ALABASTER – Meadow View Elementary School is one of 36 schools statewide that were awarded a Be Healthy School Grant by Blue Cross Blue Shield of Alabama.

Since 2012, each year Blue Cross Blue Shield of Alabama awards grants to schools across the state with this year’s 36 recipients receiving a combined total of $318,000.

“We’re honored (to do this) every year,” said Heidi Ramey, senior communications specialist for Blue Cross Blue Shield of Alabama. “We think that it’s important to invest in local education all around the state.”

The grants are used to implement school-based health and wellness programs and to emphasize increased exercise, nutrition, education and parental involvement during the school year.

“We found that there is not an abundance of grant opportunities for physical education,” Ramey said. “We entered that space in 2012 and ever since then, we really made a lot of connections around the state in education, especially in physical education, and we just feel that it’s important to support these kids and these local communities.”
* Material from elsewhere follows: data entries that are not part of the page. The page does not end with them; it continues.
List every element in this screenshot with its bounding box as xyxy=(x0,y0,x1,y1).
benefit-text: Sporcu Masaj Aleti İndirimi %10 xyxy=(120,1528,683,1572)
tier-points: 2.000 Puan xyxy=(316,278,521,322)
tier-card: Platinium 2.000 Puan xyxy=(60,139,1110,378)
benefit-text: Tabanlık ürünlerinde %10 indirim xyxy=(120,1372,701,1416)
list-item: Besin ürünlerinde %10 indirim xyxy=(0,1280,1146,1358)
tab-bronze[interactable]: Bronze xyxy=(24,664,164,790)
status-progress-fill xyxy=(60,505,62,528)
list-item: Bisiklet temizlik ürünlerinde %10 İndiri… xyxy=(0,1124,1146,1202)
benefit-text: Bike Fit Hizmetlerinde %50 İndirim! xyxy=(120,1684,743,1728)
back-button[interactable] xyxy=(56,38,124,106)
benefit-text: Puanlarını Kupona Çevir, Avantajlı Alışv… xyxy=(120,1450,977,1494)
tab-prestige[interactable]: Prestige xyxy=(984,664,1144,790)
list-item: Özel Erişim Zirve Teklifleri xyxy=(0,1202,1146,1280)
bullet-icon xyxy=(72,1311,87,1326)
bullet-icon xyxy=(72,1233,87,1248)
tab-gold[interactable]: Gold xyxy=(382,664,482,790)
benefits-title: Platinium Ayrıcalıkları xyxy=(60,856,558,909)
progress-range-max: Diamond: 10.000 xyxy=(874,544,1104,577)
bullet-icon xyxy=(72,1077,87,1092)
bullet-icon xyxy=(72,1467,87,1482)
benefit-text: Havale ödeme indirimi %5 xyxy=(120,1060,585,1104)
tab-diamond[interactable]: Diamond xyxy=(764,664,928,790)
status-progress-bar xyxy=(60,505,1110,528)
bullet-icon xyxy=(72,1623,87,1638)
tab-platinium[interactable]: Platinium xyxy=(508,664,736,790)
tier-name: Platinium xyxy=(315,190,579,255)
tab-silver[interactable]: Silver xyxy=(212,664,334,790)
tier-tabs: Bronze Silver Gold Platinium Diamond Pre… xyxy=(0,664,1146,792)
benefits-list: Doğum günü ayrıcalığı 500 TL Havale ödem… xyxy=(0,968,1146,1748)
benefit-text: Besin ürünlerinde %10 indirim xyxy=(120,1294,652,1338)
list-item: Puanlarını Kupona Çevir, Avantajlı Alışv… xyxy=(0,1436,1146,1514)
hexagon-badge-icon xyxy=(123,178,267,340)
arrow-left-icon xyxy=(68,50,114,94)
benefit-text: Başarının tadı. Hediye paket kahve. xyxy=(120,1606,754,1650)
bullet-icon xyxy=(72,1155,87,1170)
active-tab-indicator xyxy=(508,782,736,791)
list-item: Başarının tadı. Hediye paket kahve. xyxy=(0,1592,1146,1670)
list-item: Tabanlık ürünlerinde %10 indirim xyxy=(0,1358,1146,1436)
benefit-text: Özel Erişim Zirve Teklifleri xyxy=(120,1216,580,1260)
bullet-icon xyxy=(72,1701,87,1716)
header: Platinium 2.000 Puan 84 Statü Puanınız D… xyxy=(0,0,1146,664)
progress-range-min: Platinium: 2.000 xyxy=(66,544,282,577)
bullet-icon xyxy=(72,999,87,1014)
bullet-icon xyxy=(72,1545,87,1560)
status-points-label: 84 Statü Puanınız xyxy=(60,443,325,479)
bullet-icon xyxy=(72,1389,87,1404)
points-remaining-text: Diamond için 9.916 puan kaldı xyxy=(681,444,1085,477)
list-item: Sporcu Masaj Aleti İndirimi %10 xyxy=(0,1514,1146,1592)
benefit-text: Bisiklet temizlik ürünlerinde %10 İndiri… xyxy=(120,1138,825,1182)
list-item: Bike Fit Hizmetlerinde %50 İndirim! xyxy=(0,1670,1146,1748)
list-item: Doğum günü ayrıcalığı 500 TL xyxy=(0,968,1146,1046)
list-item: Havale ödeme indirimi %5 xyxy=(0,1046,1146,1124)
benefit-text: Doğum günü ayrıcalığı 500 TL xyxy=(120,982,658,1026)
Each school selected receives a grant of $10,000 and will utilize the funds to support physical education programs, including examples such as physical education equipment, walking tracks and bicycles, school gardens, rock climbing walls and adaptive playground equipment.

MVES is the only school in Shelby County selected to receive a grant. The school plans to utilize the funds from its grant to help pay for a project to make its playground more ADA compliant.

“They were looking for a way to make their playground more accessible for students that maybe were in wheelchairs, or on walking canes or had some sort of mobility issue, so they could then safely enjoy the playground with their peers,” Ramey said.

Since the grant program first launched, Blue Cross has awarded more than $3.2 million in 356 Be Healthy Grants—impacting more than 168,000 students statewide.

“It’s a long standing program for us and it’s essential,” Ramey said. “It’s basically a lot of the work that I do and I highly enjoy it because we don’t just give this money out. I go personally visit every one of these schools, all 36 of them, between probably October through May and we’re going to see firsthand these kids enjoying this equipment, and we really get to meet the teachers, meet the principals and it’s just a joy.”